Nowhere to Hide - The American Spectator | USA News and Politics
Nowhere to Hide
by

After a massive sell-off last week, the stock market is beginning this week with another ugly morning. The S&P 500 is down nearly 2 percent after two hours of trading.

Sometimes, during stock market panics, there are “safe haven” trades such as bonds or precious metals, but we are seeing none of that today, with bonds, gold, silver, and almost every commodity down on the day.

So there is no “flight to safety” today but rather an overall reassment of fair prices for financial assets and commodities based on Federal Reserve Chairman Ben Bernanke’s recent comments suggesting that the Fed may start cutting back on asset purchases next year.

There is an initial problem that the market, the bond market in particular, is addicted to the financial heroin of cheap/free money, and these DTs will be difficult indeed.

But there is a secondary problem: The Fed has been wrong about just about everything, including their claims of how beneficial their financial manipulations have been. And now they are suggesting they will indirectly raise interest rates because they expect a much better economy — but the market disagrees with the second half of that assumption and now worry that the Fed will raise rates while the economy is still handicapped by bad fiscal policy, over-regulation, and the twin disasters of Obamacare and Dodd-Frank.

Meanwhile, as interest rates rise in anticipation of future Fed actions, it is causing a massive deleveraging across the globe, sending almost every major bond and stock market into a tailspin simultaneously.
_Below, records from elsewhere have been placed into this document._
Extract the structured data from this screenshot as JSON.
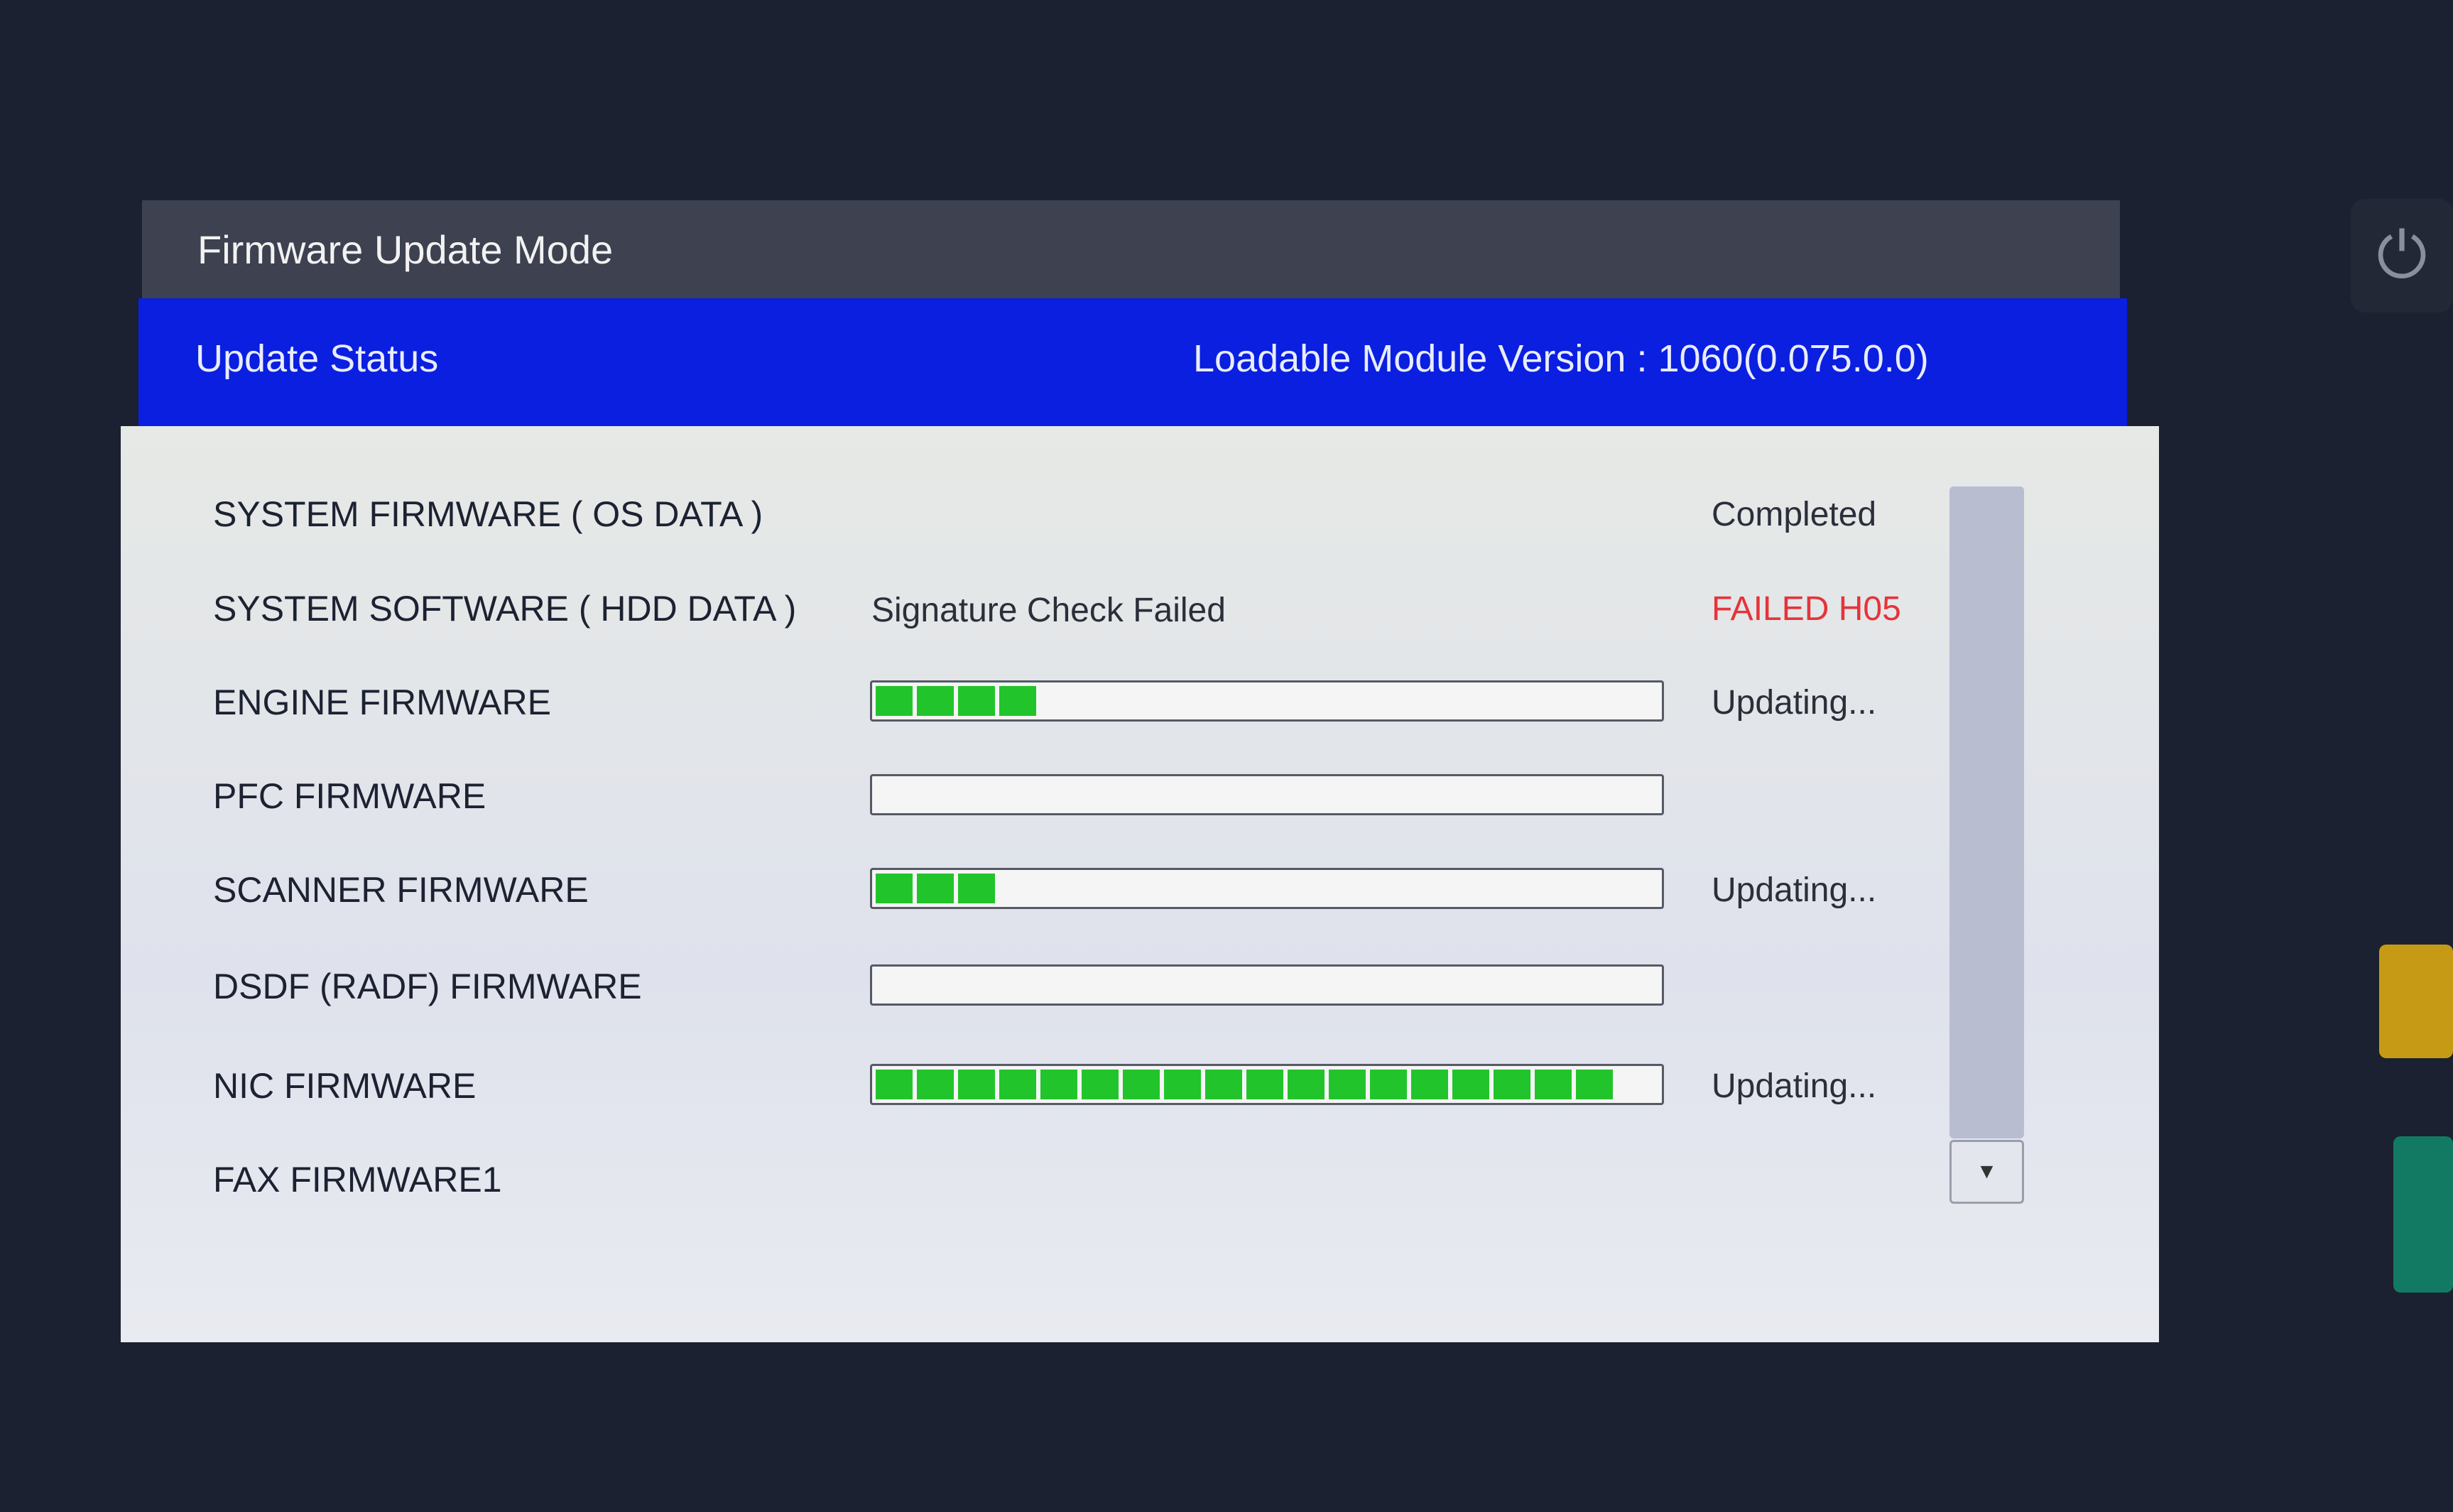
{
  "window": {
    "title": "Firmware Update Mode"
  },
  "header": {
    "title": "Update Status",
    "version_label": "Loadable Module Version : 1060(0.075.0.0)"
  },
  "colors": {
    "header_blue": "#0b1fe0",
    "progress_green": "#22c42b",
    "error_red": "#e5343a"
  },
  "items": [
    {
      "label": "SYSTEM FIRMWARE ( OS DATA )",
      "status": "Completed",
      "has_bar": false
    },
    {
      "label": "SYSTEM SOFTWARE ( HDD DATA )",
      "status": "FAILED H05",
      "message": "Signature Check Failed",
      "has_bar": false,
      "error": true
    },
    {
      "label": "ENGINE FIRMWARE",
      "status": "Updating...",
      "has_bar": true,
      "progress_percent": 21
    },
    {
      "label": "PFC FIRMWARE",
      "status": "",
      "has_bar": true,
      "progress_percent": 0
    },
    {
      "label": "SCANNER FIRMWARE",
      "status": "Updating...",
      "has_bar": true,
      "progress_percent": 16
    },
    {
      "label": "DSDF (RADF) FIRMWARE",
      "status": "",
      "has_bar": true,
      "progress_percent": 0
    },
    {
      "label": "NIC FIRMWARE",
      "status": "Updating...",
      "has_bar": true,
      "progress_percent": 95
    },
    {
      "label": "FAX FIRMWARE1",
      "status": "",
      "has_bar": false
    }
  ],
  "icons": {
    "scroll_up": "triangle-up-icon",
    "scroll_down": "triangle-down-icon",
    "power": "power-icon"
  }
}
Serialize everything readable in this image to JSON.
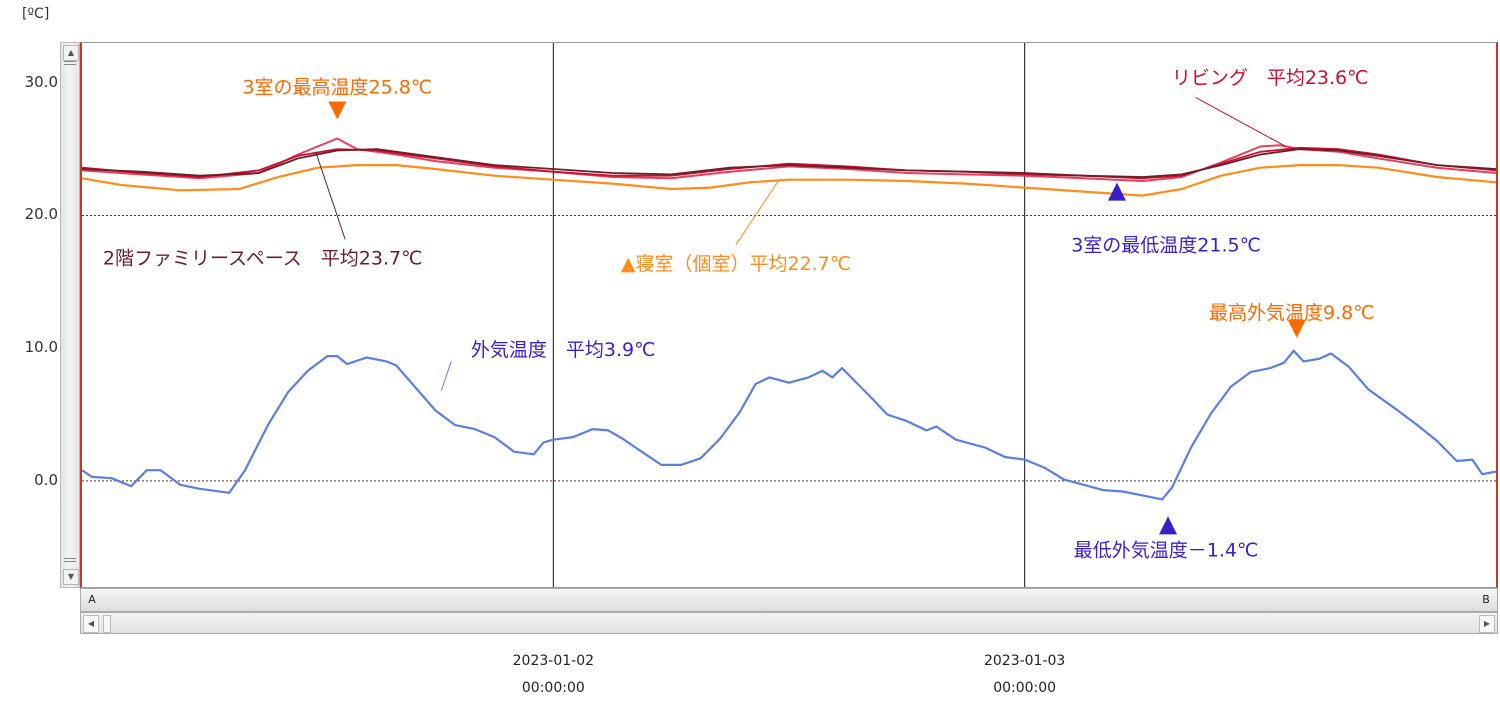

When all assets correlate, as happened for an extended period of time during the economic turmoil of 2008, trading and investing are extremely difficult and fraught with risk.

I’m less bullish on the economy than the Fed is, but more bullish than those who are mercilessly pounding stocks in the past week. At some point, stocks will be cheap, and I have expected a sell-off of 5%-10%, but emotions are so high right now that it could well go further than that, and I recommend you don’t try to catch a falling knife.